When we look back to the marvel that computers have left our world with, starting with that super-big computer that had first been build, to the bulky desktop system, to our conventional laptops today, we cannot but hold in awe, the brilliant hallmark that computers now carry. With numerous advancements in the technology to build computers, we have a plethora of blueprints to make computers faster, more durable and more efficient.
Researchers and scientists from the University of Texas El Paso and University of Central Florida in the US have built a device that works on controlling light beams around curves that have twice the curvature that had previously been possible. This could potentially lead to the developing of superfast computers that could function a thousand times faster, transmitting data via light beams rather than electric signals.

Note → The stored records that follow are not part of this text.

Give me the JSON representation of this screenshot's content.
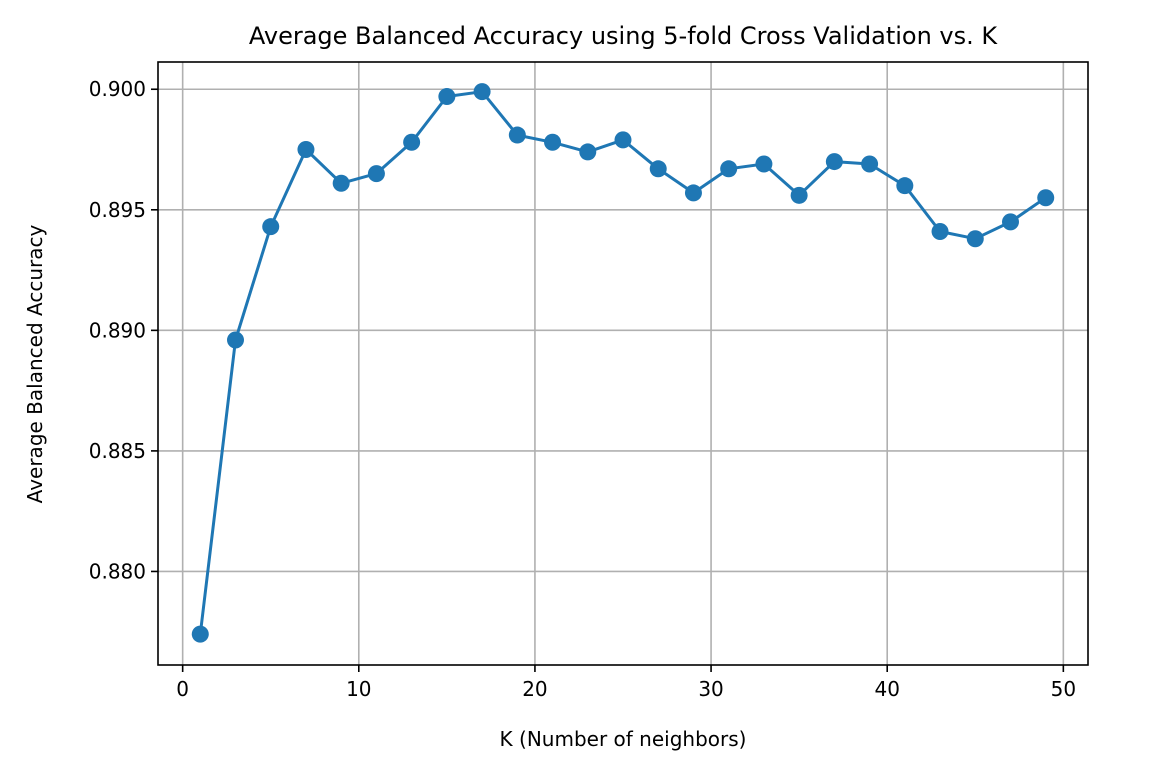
{
  "chart_data": {
    "type": "line",
    "title": "Average Balanced Accuracy using 5-fold Cross Validation vs. K",
    "xlabel": "K (Number of neighbors)",
    "ylabel": "Average Balanced Accuracy",
    "xlim": [
      -1.4,
      51.4
    ],
    "ylim": [
      0.87612,
      0.90113
    ],
    "xticks": [
      0,
      10,
      20,
      30,
      40,
      50
    ],
    "xtick_labels": [
      "0",
      "10",
      "20",
      "30",
      "40",
      "50"
    ],
    "yticks": [
      0.88,
      0.885,
      0.89,
      0.895,
      0.9
    ],
    "ytick_labels": [
      "0.880",
      "0.885",
      "0.890",
      "0.895",
      "0.900"
    ],
    "grid": true,
    "legend": "none",
    "series": [
      {
        "color": "#1f77b4",
        "marker": "circle",
        "x": [
          1,
          3,
          5,
          7,
          9,
          11,
          13,
          15,
          17,
          19,
          21,
          23,
          25,
          27,
          29,
          31,
          33,
          35,
          37,
          39,
          41,
          43,
          45,
          47,
          49
        ],
        "y": [
          0.8774,
          0.8896,
          0.8943,
          0.8975,
          0.8961,
          0.8965,
          0.8978,
          0.8997,
          0.8999,
          0.8981,
          0.8978,
          0.8974,
          0.8979,
          0.8967,
          0.8957,
          0.8967,
          0.8969,
          0.8956,
          0.897,
          0.8969,
          0.896,
          0.8941,
          0.8938,
          0.8945,
          0.8955
        ]
      }
    ]
  }
}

The prototype of building a superfast computer using optical cables had long been proposed. But the research was kept on a hiatus because of the lack of devices that could control light beams around curves without significant losses in energy. Our conventional light waveguides such as optical fibres, can steer light across large distances and gradual turns, but if the curve is too steep, the light beams escape resulting in a loss of energy. Now, it is viable to send light signals around a curved trajectory.
The device built, resembles a plastic honeycomb and can turn beams of photons into optical wires that can bend around the small structures inside a computer. This structure is similar to a miniature lattice. When light is transmitted through the structure, it was found that the beams could be controlled through 90 degree bends that are twice as steep as had previously been possible, without any loss in the intensity.
The researchers are now working on increasing the steepness of the curves so that the light can be beamed across tiny electronic circuit boards without any loss of energy or data. This is a milestone in the study of optics so far and with successful research, we could possibly build super-fast computers that can run on optical signals.